On 2 February 2010, Kraft Foods Inc. ("Kraft") acquired Cadbury and its subsidiaries, including Cadbury India, in a deal valued at about USD 19 billion. Pre-acquisition due diligence, including anti-corruption due diligence, was allegedly not conducted. Following the acquisition, between April 2010 and December 2010, Kraft allegedly engaged in substantial, risk-based, post-acquisition compliance-related due diligence reviews of Cadbury’s business in 24 countries, including India. This post-acquisition due diligence review, however, allegedly did not identify the relationship between the agent and Cadbury India.
In October 2010, Kraft allegedly required the termination of the relationship between Cadbury India and the agent and no further payments were made.
On 1 October 2012, Kraft changed its name to Mondelēz International, Inc ("Mondelēz") after spinning off its North American grocery business. Mondelēz retained the global snacking business, including Cadbury India which later became Mondelēz India Foods Private Ltd.
In 2011, the Directorate General of Central Excise Intelligence ("DGCEI") initiated an investigation into Cadbury for alleged tax evasion. DGCEI announced that Cadbury evaded about USD 46 million in taxes at a manufacturing unit in Himachal Pradesh state in the fiscal year through March 2011 by manipulating invoices and other documents to claim 'area-based exemption' for the unit even before it came into existence.
Following the completion of its investigation, Cadbury received a show-cause notice from the DGCEI demanding about Rs 574 crore towards alleged excise duty evasion, including Rs 231.47 crore for the period from 28 July 2010 to 31 January 2013, Rs 111.36 crore for the period from 1 February 2013 to 31 December 2013 and a penalty of Rs 231.47 crore. Although Cadbury contested the demand to the central excise office of Chandigarh, the central excise office issued an assessment-cum-demand notice to Cadbury, in March 2015, upholding the demands raised by the DGCEI. Furthermore, a penalty of Rs one crore has also been imposed against Anand Kripalu, Managing Director of Cadbury for allegedly violating central excise rules and penalties of several lakhs of rupees have been imposed on few present and former employees of Cadbury. Mondelez India has appealed this order.
On 1 February 2011, Mondelēz received a subpoena from the U.S. Securities and Exchange Commission ("SEC") in connection with an investigation under the FCPA relating to a Cadbury facility in India that Mondelēz acquired. The subpoena requested information regarding dealings with Indian governmental agencies and officials to obtain approvals related to the operation of the facility.
In October 2015, the Wall Street Journal reported that the SEC is preparing civil charges against Mondelēz and the parties are in settlement talks in connection to the Cadbury investigation. The charges involve company's failure to maintain internal safeguards against bribery and to keep accurate books and records.

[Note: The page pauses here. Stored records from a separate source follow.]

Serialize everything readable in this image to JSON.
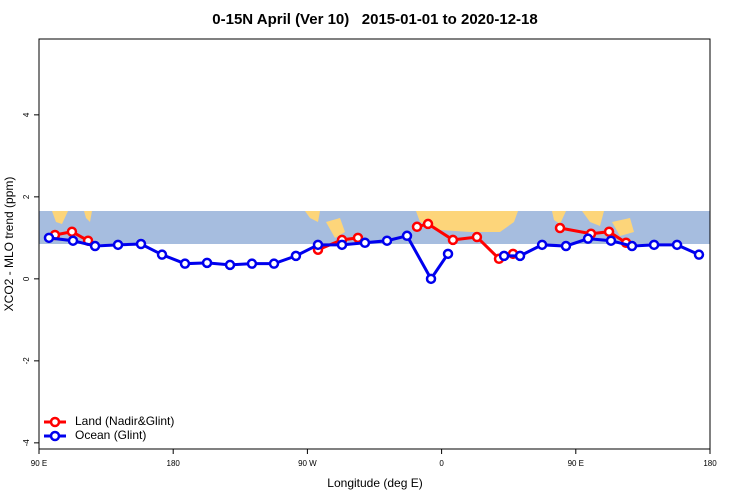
{
  "chart_data": {
    "type": "line",
    "title": "0-15N April (Ver 10)   2015-01-01 to 2020-12-18",
    "xlabel": "Longitude (deg E)",
    "ylabel": "XCO2 - MLO trend (ppm)",
    "xlim": [
      90,
      540
    ],
    "ylim": [
      -4.15,
      5.85
    ],
    "xticks": [
      {
        "value": 90,
        "label": "90 E"
      },
      {
        "value": 180,
        "label": "180"
      },
      {
        "value": 270,
        "label": "90 W"
      },
      {
        "value": 360,
        "label": "0"
      },
      {
        "value": 450,
        "label": "90 E"
      },
      {
        "value": 540,
        "label": "180"
      }
    ],
    "yticks": [
      -4,
      -2,
      0,
      2,
      4
    ],
    "legend": "bottom-left",
    "series": [
      {
        "name": "Land (Nadir&Glint)",
        "color": "#ff0000",
        "x": [
          100.7,
          112.1,
          122.9,
          null,
          277.1,
          293.2,
          303.9,
          null,
          343.5,
          350.9,
          367.6,
          383.7,
          398.5,
          407.9,
          null,
          439.4,
          460.2,
          472.3,
          483.7
        ],
        "values": [
          1.07,
          1.15,
          0.93,
          null,
          0.71,
          0.95,
          1.0,
          null,
          1.27,
          1.34,
          0.95,
          1.02,
          0.49,
          0.61,
          null,
          1.24,
          1.1,
          1.15,
          0.88
        ]
      },
      {
        "name": "Ocean (Glint)",
        "color": "#0000ee",
        "x": [
          96.7,
          112.8,
          127.6,
          143,
          158.4,
          172.5,
          187.9,
          202.7,
          218.1,
          232.8,
          247.6,
          262.3,
          277.1,
          293.2,
          308.6,
          323.4,
          336.8,
          352.9,
          364.3,
          null,
          401.9,
          412.6,
          427.4,
          443.4,
          458.2,
          473.6,
          487.7,
          502.5,
          517.9,
          532.6
        ],
        "values": [
          1.0,
          0.93,
          0.8,
          0.83,
          0.85,
          0.59,
          0.37,
          0.39,
          0.34,
          0.37,
          0.37,
          0.56,
          0.83,
          0.83,
          0.88,
          0.93,
          1.05,
          0.0,
          0.61,
          null,
          0.56,
          0.56,
          0.83,
          0.8,
          0.98,
          0.93,
          0.8,
          0.83,
          0.83,
          0.59
        ]
      }
    ]
  }
}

On 11 February 2016, Mondelēz received a Wells notice indicating that the SEC staff made a preliminary determination to recommend that the SEC file an enforcement action against us for violations of the books and records and internal controls provisions of the Exchange Act in connection with the investigation. Mondelēz intend to make a submission to the staff of the SEC in response to the notice.
On 6 January 2017, Cadbury and Mondelēz, without admitting or denying the SEC's findings, entered into cease-and-desist order to settle the charges that both companies violated the internal controls and books and records provisions of the FCPA. As part of the settlement, Mondelēz agreed to pay a civil penalty in the amount of USD 13 million to the SEC.